Unnamed: 0,resolved_user,session_id,type,event,timestamp
4,anon_456,1,track,Feature Used,2024-01-02 10:00:00+00:00
0,user_001,1,identify,,2024-01-01 09:00:00+00:00
1,user_001,1,track,Signup Completed,2024-01-01 09:02:00+00:00
2,user_001,2,track,Login,2024-01-02 08:30:00+00:00
3,user_001,2,track,Feature Used,2024-01-02 08:35:00+00:00
5,user_002,1,identify,,2024-01-02 10:05:00+00:00


In [None]:
1️⃣ How many sessions does each user have?
Each resolved user has one or more sessions depending on whether their events are separated by more than 30 minutes of inactivity.
2️⃣ What causes a new session to start?
A new session starts when the time gap between two consecutive events for the same user exceeds 30 minutes or when it is the user’s first event.
3️⃣ Why is sessionization based on time and not events?
Sessionization is time-based because user intent is inferred from inactivity gaps rather than specific actions, which vary across products.
4️⃣ What assumptions are we making with a 30-minute threshold?

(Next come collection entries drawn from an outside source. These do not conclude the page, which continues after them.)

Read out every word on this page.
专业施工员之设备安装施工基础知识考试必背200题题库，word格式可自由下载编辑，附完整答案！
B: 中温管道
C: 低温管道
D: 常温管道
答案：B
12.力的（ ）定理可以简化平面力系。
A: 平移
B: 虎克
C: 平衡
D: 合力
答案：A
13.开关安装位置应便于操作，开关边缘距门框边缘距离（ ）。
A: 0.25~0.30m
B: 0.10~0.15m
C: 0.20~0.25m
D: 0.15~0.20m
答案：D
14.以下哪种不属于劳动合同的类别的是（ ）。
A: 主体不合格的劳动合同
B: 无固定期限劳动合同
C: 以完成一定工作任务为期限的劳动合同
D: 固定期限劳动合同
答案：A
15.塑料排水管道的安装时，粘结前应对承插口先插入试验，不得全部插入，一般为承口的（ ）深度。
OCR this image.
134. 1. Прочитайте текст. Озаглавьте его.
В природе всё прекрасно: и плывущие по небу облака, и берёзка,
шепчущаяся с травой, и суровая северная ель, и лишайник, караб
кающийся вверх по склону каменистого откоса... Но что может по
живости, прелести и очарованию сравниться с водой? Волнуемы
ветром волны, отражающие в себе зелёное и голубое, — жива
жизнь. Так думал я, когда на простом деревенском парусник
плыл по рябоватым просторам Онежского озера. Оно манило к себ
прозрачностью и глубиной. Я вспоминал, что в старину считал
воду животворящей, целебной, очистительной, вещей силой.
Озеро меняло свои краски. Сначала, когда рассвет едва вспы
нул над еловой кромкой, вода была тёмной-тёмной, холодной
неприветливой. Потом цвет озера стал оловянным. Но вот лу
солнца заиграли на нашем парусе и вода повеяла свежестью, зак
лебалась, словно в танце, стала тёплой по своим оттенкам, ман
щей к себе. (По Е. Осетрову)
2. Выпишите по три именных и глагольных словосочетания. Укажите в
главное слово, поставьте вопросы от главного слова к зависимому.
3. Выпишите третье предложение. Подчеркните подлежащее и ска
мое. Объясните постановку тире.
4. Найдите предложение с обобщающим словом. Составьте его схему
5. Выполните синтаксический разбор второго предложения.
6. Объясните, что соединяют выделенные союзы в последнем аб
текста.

We assume that 30 minutes of inactivity indicates the end of a user’s visit, even though actual engagement patterns may differ.
5️⃣ How could session logic differ for mobile vs SaaS apps?
Mobile apps may use shorter inactivity thresholds or app foreground/background signals, while SaaS web apps typically rely on longer time-based thresholds.